Rousey told Complex the Netflix fight started as a personal project rather than something presented to her from a promotion or broadcaster.
“There was no presenting. This was all my idea from the beginning. I was sitting in an office chair, nine months pregnant, and I saw a video of Gina giving an interview. There were a lot of things that kind of led up to me being primed for this. I think a big thing was Mike Tyson making his comeback at nearly 60, being the most-viewed combat sports event of all time. So I kind of put it in my mind that that wasn’t a nostalgia fest, that was people missing something that he brought.”
Although exact viewing figures for recent crossover events vary by source and platform, Tyson’s exhibition against Roy Jones Jr. on Triller in 2020 was widely reported as drawing more than a million pay-per-view buys and significant streaming traffic, showing that well-known names can still command attention even after long layoffs. Rousey’s comparison signals how she sees the Carano fight: not only as a nostalgia hook but as a response to an audience that she believes still wants to see them compete at the highest level.

She also pointed to pay milestones in women’s combat sports as part of her motivation, referencing Amanda Serrano surpassing her disclosed career-high purse.
“Then I saw that Amanda Serrano had broken my record for the highest purse ever. I didn’t realize that I had created a ceiling for other women. I was like, ‘Oh my god, I would destroy that record now.’ And then I saw Gina. She had just been cancelled and was obviously going through a hard time. She was always busy doing Hollywood stuff before, and I thought, ‘Man, she really needs this fight.’ Then I was thinking, ‘Damn, that would be a huge fight, me and her. It’d be the biggest thing to ever happen to the sport.’”

Serrano’s seven-figure payday for her boxing showdown with Katie Taylor at Madison Square Garden in 2022 marked a historic benchmark for women’s fight purses, with both fighters reportedly clearing seven figures for the event and signaling new commercial potential for women at the top of the card. For Rousey, seeing that shift seems to have crystallized the idea that a Netflix-headlined matchup between two pioneers could push audience and financial records again.
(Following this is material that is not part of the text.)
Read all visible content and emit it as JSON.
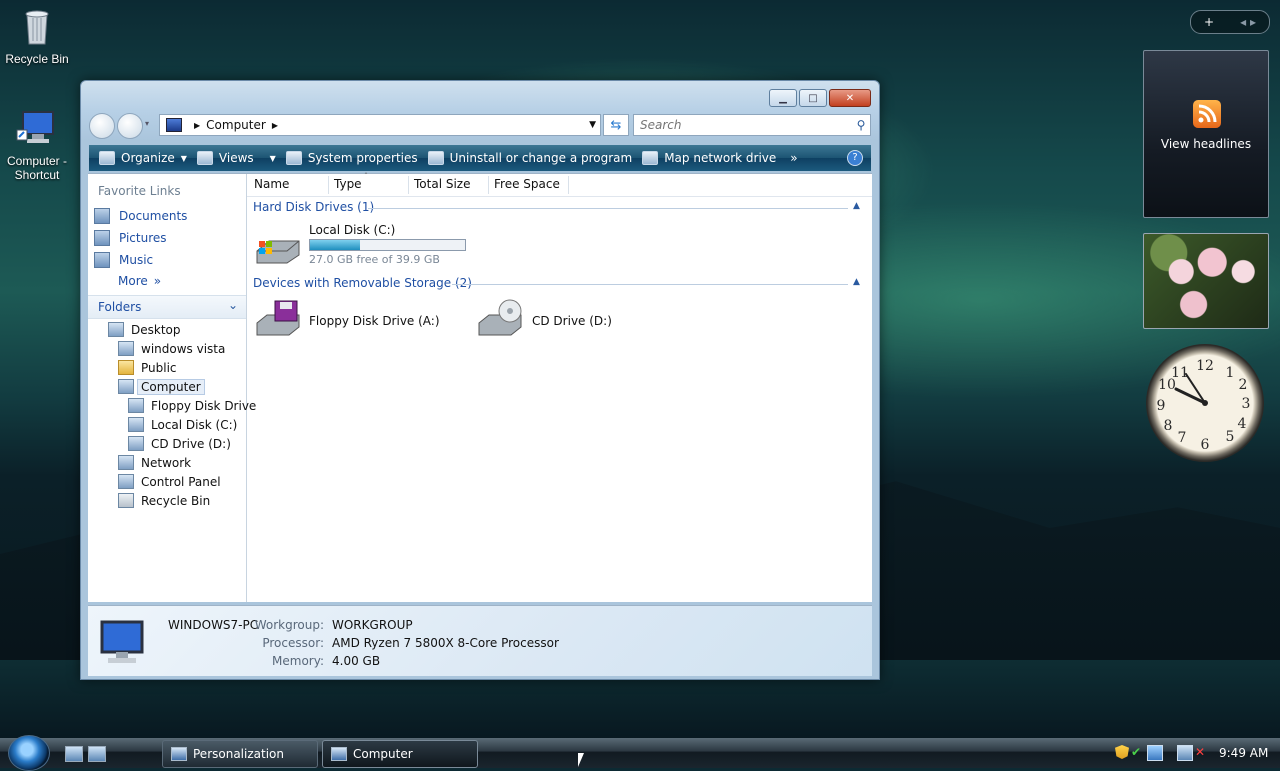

Whether Rousey’s prediction of the “most-viewed MMA fight of all time” proves accurate will depend on how Netflix’s global reach and promotional push stack up against traditional pay-per-view records that have long been held by UFC and boxing crossovers. What is clear is that the event, pairing one of the UFC’s foundational champions with one of Strikeforce’s early stars, arrives at a moment when women’s combat sports have never been more visible or commercially viable.